Incident response playbooks: When a confirmed intrusion is under investigation, immediately query the attacker's infrastructure IPs for ASN associations and add those ASNs to your monitoring tier. In many campaigns, the same infrastructure ASN serves multiple victims or is used across multiple attack phases. Blocking the ASN during an active incident contains lateral movement and prevents additional command-and-control channels from establishing.

Vulnerability management prioritization: During the April 2026 CVE landscape activity period, exploitation attempts for newly disclosed vulnerabilities concentrated heavily in specific hosting ASNs used by exploitation-as-a-service operations. Organizations with ASN telemetry in their vulnerability management workflow could identify which CVEs were being actively targeted against their exposed services by correlating exploit attempt source ASNs with known exploitation infrastructure.

Measuring Whether Your ASN Filtering Is Actually Working

Metrics for ASN filtering effectiveness need to go beyond raw block counts.
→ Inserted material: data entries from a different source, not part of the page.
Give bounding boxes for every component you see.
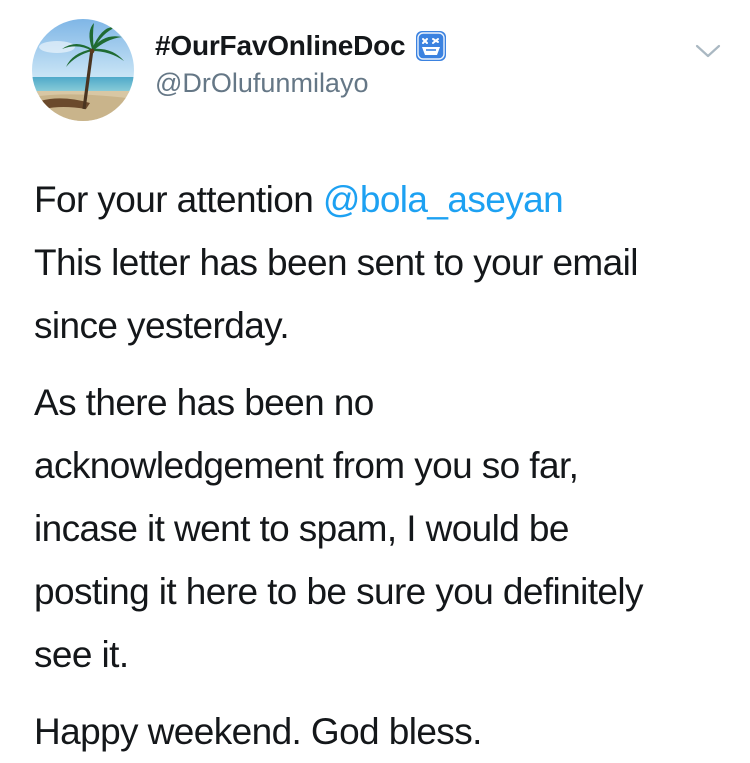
tweet-line: As there has been no bbox=[34, 382, 374, 423]
display-name[interactable]: #OurFavOnlineDoc bbox=[155, 30, 406, 62]
tweet-paragraph-2: As there has been no acknowledgement fro… bbox=[34, 371, 724, 686]
avatar[interactable] bbox=[32, 19, 134, 121]
user-handle[interactable]: @DrOlufunmilayo bbox=[155, 68, 368, 99]
tweet-text: For your attention @bola_aseyan This let… bbox=[34, 168, 724, 763]
display-name-row: #OurFavOnlineDoc bbox=[155, 26, 447, 66]
mention-link[interactable]: @bola_aseyan bbox=[323, 179, 564, 220]
tweet-line: incase it went to spam, I would be bbox=[34, 508, 569, 549]
tweet-line: since yesterday. bbox=[34, 305, 290, 346]
tweet-line: For your attention @bola_aseyan bbox=[34, 168, 724, 231]
tweet-line-text: For your attention bbox=[34, 179, 323, 220]
tweet-paragraph-1: For your attention @bola_aseyan This let… bbox=[34, 168, 724, 357]
palm-tree-beach-avatar-icon bbox=[32, 19, 134, 121]
tweet-line: acknowledgement from you so far, bbox=[34, 445, 579, 486]
tweet-line: see it. bbox=[34, 634, 129, 675]
tweet-line: Happy weekend. God bless. bbox=[34, 711, 482, 752]
tweet-line: posting it here to be sure you definitel… bbox=[34, 571, 644, 612]
tweet-paragraph-3: Happy weekend. God bless. bbox=[34, 700, 724, 763]
chevron-down-icon[interactable] bbox=[693, 40, 723, 62]
tweet-line: This letter has been sent to your email bbox=[34, 242, 638, 283]
tweet-card: #OurFavOnlineDoc @DrOlufunmilayo For you… bbox=[0, 0, 750, 763]
emoji-badge-icon bbox=[415, 30, 447, 62]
High block counts may indicate a well-tuned policy or may indicate that legitimate traffic is being incorrectly classified. The meaningful metrics are:

• False positive rate: Track support tickets and user-reported access failures that trace back to ASN blocking decisions. A well-calibrated policy should generate very few false positives after the initial tuning period.
• Coverage ratio: Measure what percentage of hostile traffic in your IDS and WAF logs originates from ASNs currently in your Tier 1 or Tier 2 classification. This tells you whether your threat intelligence sources are covering the ASNs actually attacking your environment.
• Time-to-block for emerging ASNs: When a new bulletproof hosting ASN is identified in threat intelligence feeds, measure how long before your filtering policy reflects it. Reducing this lag is one of the primary operational goals of ASN filtering automation.
• Prefix list staleness: Track how often your prefix resolution pipeline runs and whether prefix counts for monitored ASNs are changing, indicating your data is current rather than stale.
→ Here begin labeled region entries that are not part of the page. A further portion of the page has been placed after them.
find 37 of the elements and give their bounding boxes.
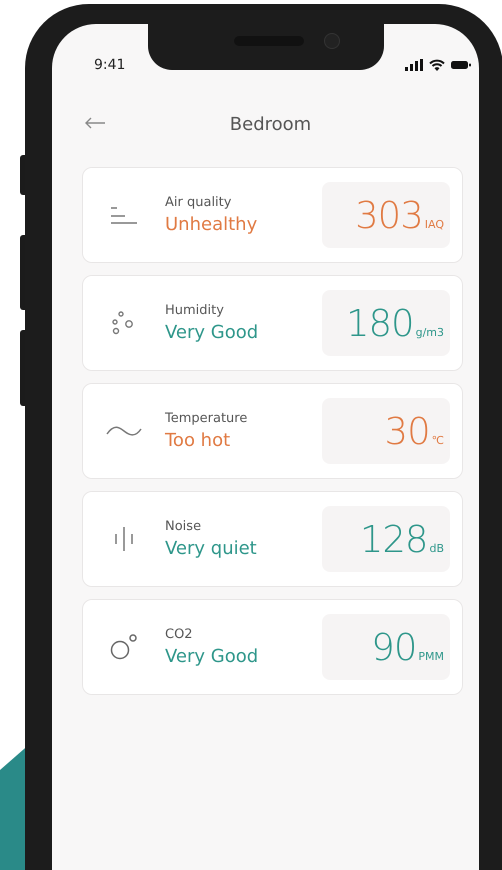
metric-value: 30 xyxy=(384,410,430,453)
wifi-icon xyxy=(429,59,445,71)
metric-value: 303 xyxy=(355,194,423,237)
back-arrow-icon xyxy=(84,117,106,129)
metric-value: 180 xyxy=(346,302,414,345)
metric-status: Very quiet xyxy=(165,538,258,559)
back-button[interactable] xyxy=(84,117,106,129)
metric-label: Humidity xyxy=(165,303,225,318)
metric-value: 128 xyxy=(360,518,428,561)
sound-bars-icon xyxy=(114,526,134,552)
metric-card[interactable]: Air quality Unhealthy 303 IAQ xyxy=(82,167,463,263)
metric-value: 90 xyxy=(371,626,416,669)
signal-icon xyxy=(405,59,423,71)
metric-card[interactable]: Temperature Too hot 30℃ xyxy=(82,383,463,479)
metric-status: Very Good xyxy=(165,646,260,667)
metric-card[interactable]: Humidity Very Good 180 g/m3 xyxy=(82,275,463,371)
screen-title: Bedroom xyxy=(230,114,312,134)
metric-unit: ℃ xyxy=(432,434,444,447)
bubbles-icon xyxy=(112,311,136,335)
wave-icon xyxy=(106,424,142,438)
molecule-circles-icon xyxy=(110,634,138,660)
status-time: 9:41 xyxy=(94,57,126,73)
metric-unit: IAQ xyxy=(424,218,444,231)
metric-status: Very Good xyxy=(165,322,260,343)
metric-status: Unhealthy xyxy=(165,214,258,235)
metric-unit: PMM xyxy=(418,650,444,663)
metric-card[interactable]: CO2 Very Good 90 PMM xyxy=(82,599,463,695)
metric-card[interactable]: Noise Very quiet 128 dB xyxy=(82,491,463,587)
metric-label: CO2 xyxy=(165,627,194,642)
lines-icon xyxy=(110,205,138,225)
metric-unit: dB xyxy=(429,542,444,555)
metric-unit: g/m3 xyxy=(416,326,444,339)
metric-label: Noise xyxy=(165,519,202,534)
metric-status: Too hot xyxy=(165,430,232,451)
metric-label: Air quality xyxy=(165,195,232,210)
metric-label: Temperature xyxy=(165,411,248,426)
battery-icon xyxy=(451,60,471,70)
Where ASN Filtering Reaches Its Limits

ASN filtering handles a specific part of the threat landscape effectively and reaches its limits in equally specific ways. Nation-state actors with access to compromised infrastructure in legitimate residential ISP ASNs, as documented in multiple advanced persistent threat campaigns, operate from ASNs that carry enormous volumes of legitimate traffic. Filtering at the ASN level against residential ISPs causes collateral damage disproportionate to the security benefit.

Residential proxy networks, increasingly used by threat actors to distribute attack traffic across consumer-grade ASNs, present a similar challenge. The ASN belongs to a legitimate ISP. The individual IPs are compromised or voluntarily enrolled residential nodes. ASN filtering provides no leverage here; behavioral analysis and session-level anomaly detection handle this traffic pattern more effectively.

The practical conclusion is that ASN filtering belongs in a layered defense architecture where it handles the high-confidence, bulk-noise end of the threat spectrum, freeing analyst attention and filtering capacity for the harder problems that require behavioral and contextual analysis. Used as the sole filtering mechanism, it leaves gaps. Used as a foundational layer under behavioral analysis, anomaly detection, and threat intelligence correlation, it significantly reduces the noise that degrades everything else.

For organizations still building out their filtering stack, ASN-based filtering delivers the best return on implementation effort in the early phases of program maturity. It is operationally straightforward to implement, directly addresses the IP-rotation tactics most commonly used by high-volume threat actors, and provides enrichment data that makes every other layer of the security stack more effective.